Siguiendo el hilo del que decíamos el día pasado sobre la salida por la puerta de servicio del exlehendakari Juan José Ibarretxe, es evidente que ahora mismo estaríamos hablando de otra realidad política en Euskadi si no hubiera incumplido su promesa de hacer una consulta nacional el pasado 25 de octubre. A Ibarretxe le ha perdido el miedo, y el miedo le ha llevado a cometer muchos errores hasta el punto de que no sólo no ha hecho aquello que había dicho que haría sino que ha dado por bueno un fraude electoral totalmente inadmisible en un país democrático. La historia hablará mucho este miedo a transgredir la injusta legalidad española. Más que nada porque era lo mínimo que se podía esperar de alguien que parecía tener convicciones sólidas. ¿O no es absurdo pensar que una existencia se puede afirmar sin entrar en conflicto con aquel que la niega?

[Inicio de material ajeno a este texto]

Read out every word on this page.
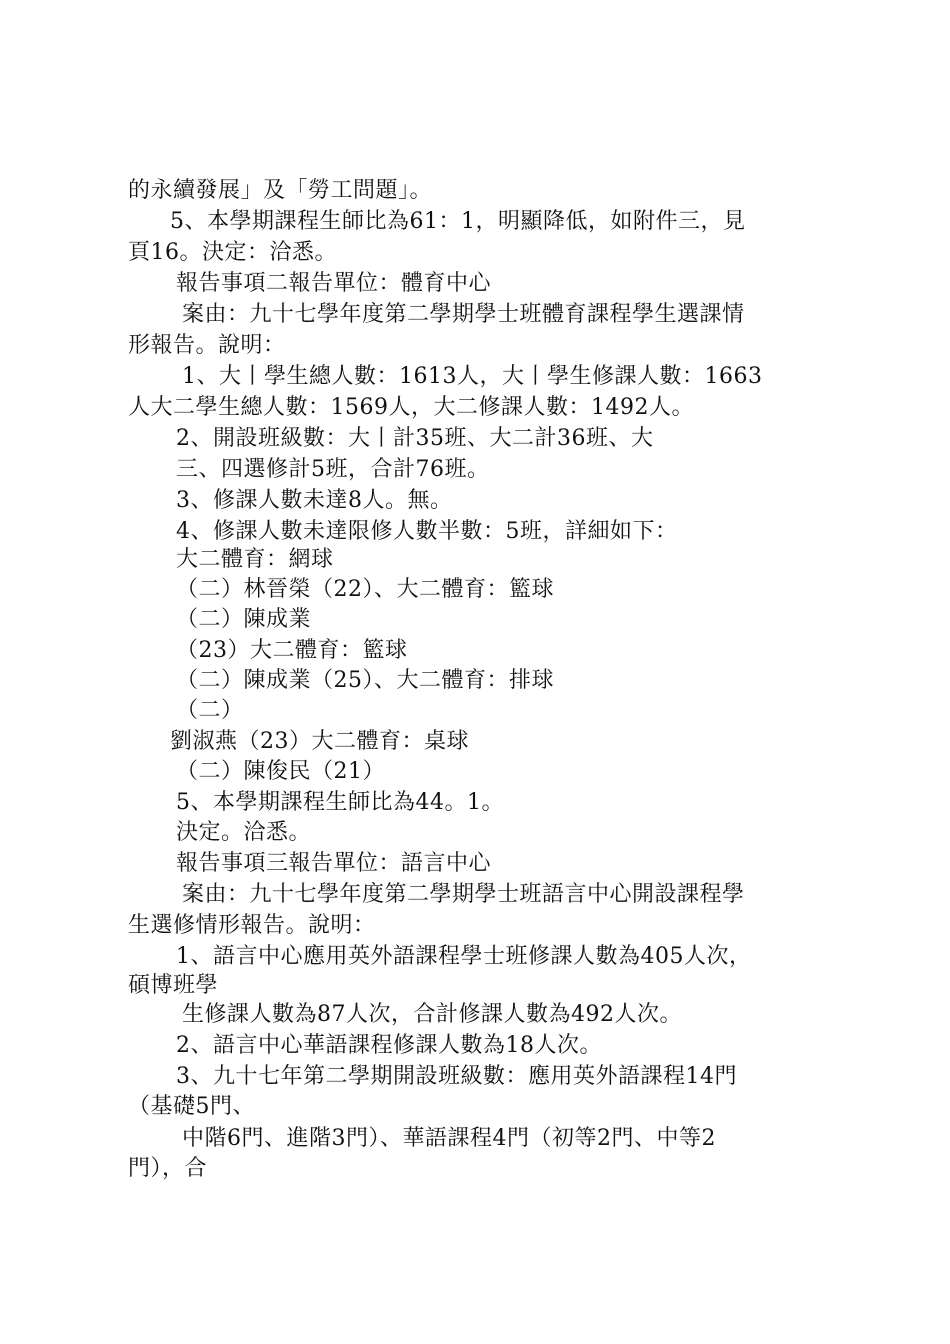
的永續發展」及「勞工問題」。
5、本學期課程生師比為61：1，明顯降低，如附件三，見
頁16。決定：洽悉。
報告事項二報告單位：體育中心
案由：九十七學年度第二學期學士班體育課程學生選課情
形報告。說明：
1、大丨學生總人數：1613人，大丨學生修課人數：1663
人大二學生總人數：1569人，大二修課人數：1492人。
2、開設班級數：大丨計35班、大二計36班、大
三、四選修計5班，合計76班。
3、修課人數未達8人。無。
4、修課人數未達限修人數半數：5班，詳細如下：
大二體育：網球
（二）林晉榮（22）、大二體育：籃球
（二）陳成業
（23）大二體育：籃球
（二）陳成業（25）、大二體育：排球
（二）
劉淑燕（23）大二體育：桌球
（二）陳俊民（21）
5、本學期課程生師比為44。1。
決定。洽悉。
報告事項三報告單位：語言中心
案由：九十七學年度第二學期學士班語言中心開設課程學
生選修情形報告。說明：
1、語言中心應用英外語課程學士班修課人數為405人次，
碩博班學
生修課人數為87人次，合計修課人數為492人次。
2、語言中心華語課程修課人數為18人次。
3、九十七年第二學期開設班級數：應用英外語課程14門
（基礎5門、
中階6門、進階3門）、華語課程4門（初等2門、中等2
門），合
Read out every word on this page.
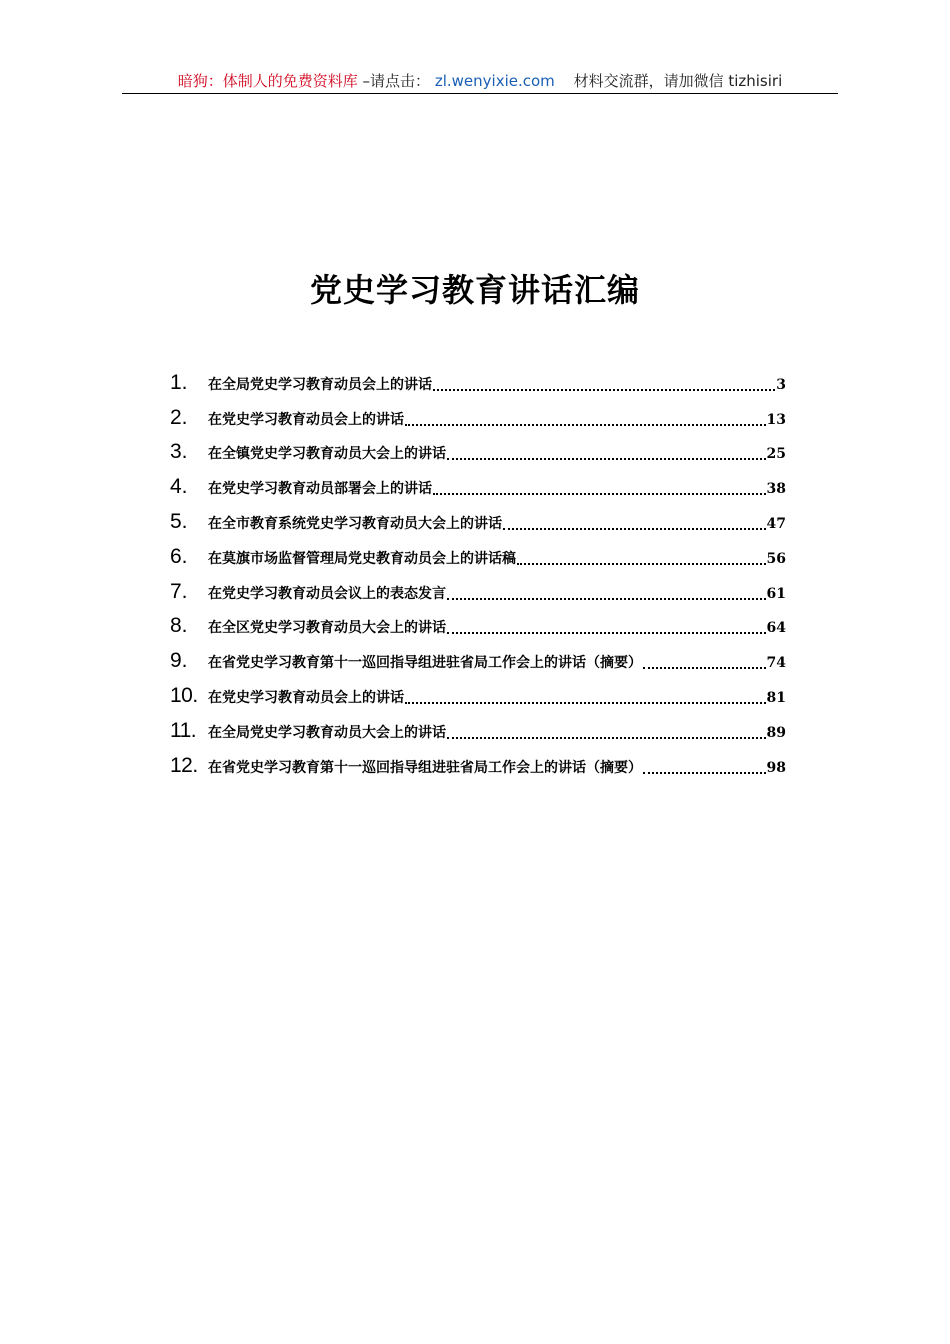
暗狗：体制人的免费资料库 –请点击： zl.wenyixie.com 材料交流群，请加微信 tizhisiri
党史学习教育讲话汇编
1.	在全局党史学习教育动员会上的讲话	3
2.	在党史学习教育动员会上的讲话	13
3.	在全镇党史学习教育动员大会上的讲话	25
4.	在党史学习教育动员部署会上的讲话	38
5.	在全市教育系统党史学习教育动员大会上的讲话	47
6.	在莫旗市场监督管理局党史教育动员会上的讲话稿	56
7.	在党史学习教育动员会议上的表态发言	61
8.	在全区党史学习教育动员大会上的讲话	64
9.	在省党史学习教育第十一巡回指导组进驻省局工作会上的讲话（摘要）	74
10. 在党史学习教育动员会上的讲话	81
11. 在全局党史学习教育动员大会上的讲话	89
12. 在省党史学习教育第十一巡回指导组进驻省局工作会上的讲话（摘要）	98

Para España no hay pueblo vasco ni pueblo catalán, sólo hay pueblo español; y todo aquello que desborda estos márgenes lo vive como una amenaza. Es una concepción totalitaria de la vida, está claro. Pero sólo hay que echar un vistazo a la historia de España para ver que sus etapas democráticos son casi una anécdota. No puede haber democracia sin cultura democrática, y la cultura democrática no se improvisa. Cataluña, por ejemplo, creadora, tras Islandia y la isla de Man, del primer Parlamento de Europa, sí domina los principios democráticos, es respetuosa y no concibe ninguna otra forma de articulación política. Pero lo que en Cataluña es pura lógica, en España es pura acomodación. España no ha llegado a la democracia por convicción, sino por obligación. Y se nota, naturalmente que se nota. Se notó el 23 de febrero de 1981, se ha notado en sus consecuencias y se nota en el carácter totalitario de los artículos 2, 3, 8 y 145 de su Constitución así como en la imposición del español como lengua hegemónica de las naciones que no la tienen como propia, en el cierre de medios de comunicación, en la anulación de listas electorales y en la prohibición del derecho a la participación política. De hecho, el pacto entre el Partido Socialista y el Partido Popular es fruto de esta ideología. Los dos unidos para evitar que la España que Dios creó en el Cielo no la deshagan los vascos en la Tierra.
Pero esto, como es lógico, ya lo sabía Juan José Ibarretxe cuando hizo su promesa electoral. Y es precisamente por no haber sido capaz de cumplirla por lo que su nombre permanecerá asociado ya para siempre jamás a una profunda decepción, la decepción que provoca toda persona que genera más expectativas de las que puede satisfacer. Decepción en Cataluña, pues, y frustración en el País Vasco. Frustración entre todos aquellos vascos que, llegado el momento -fueran o no votantes del PNV-, pensaban estar junto a su lehendakari en defensa del acto más pacífico y democrático de una nación: manifestar su parecer a través de las urnas. ¿Qué auténtico demócrata prohibiría una cosa así? El gobierno español, naturalmente. Y este es el resultado: frustración en el País Vasco ante la falta de coraje del PNV, capaz de sustituir lo que tenía que ser un gesto de afirmación por un gesto de sumisión, y decepción en Cataluña entre las personas que esperaban de un lehendakari vasco lo que el tripartito catalán les niega.
Así es como se cierra el círculo. Mientras Ibarretxe se va arrastrando su renuncia a hacer historia, el País Vasco queda en la misma situación que Cataluña. Ahora, salvo el concierto económico, ya no hay diferencias políticas entre ambos países. Ahora sí que se puede decir que uno y otro son dos maravillosas colonias gobernadas por un mismo partido nacionalista español. En el País Vasco el Partido Socialista gobierna gracias al Partido Popular y en Cataluña lo hace gracias a Esquerra Republicana. ¿Seguro que somos dos realidades diferentes?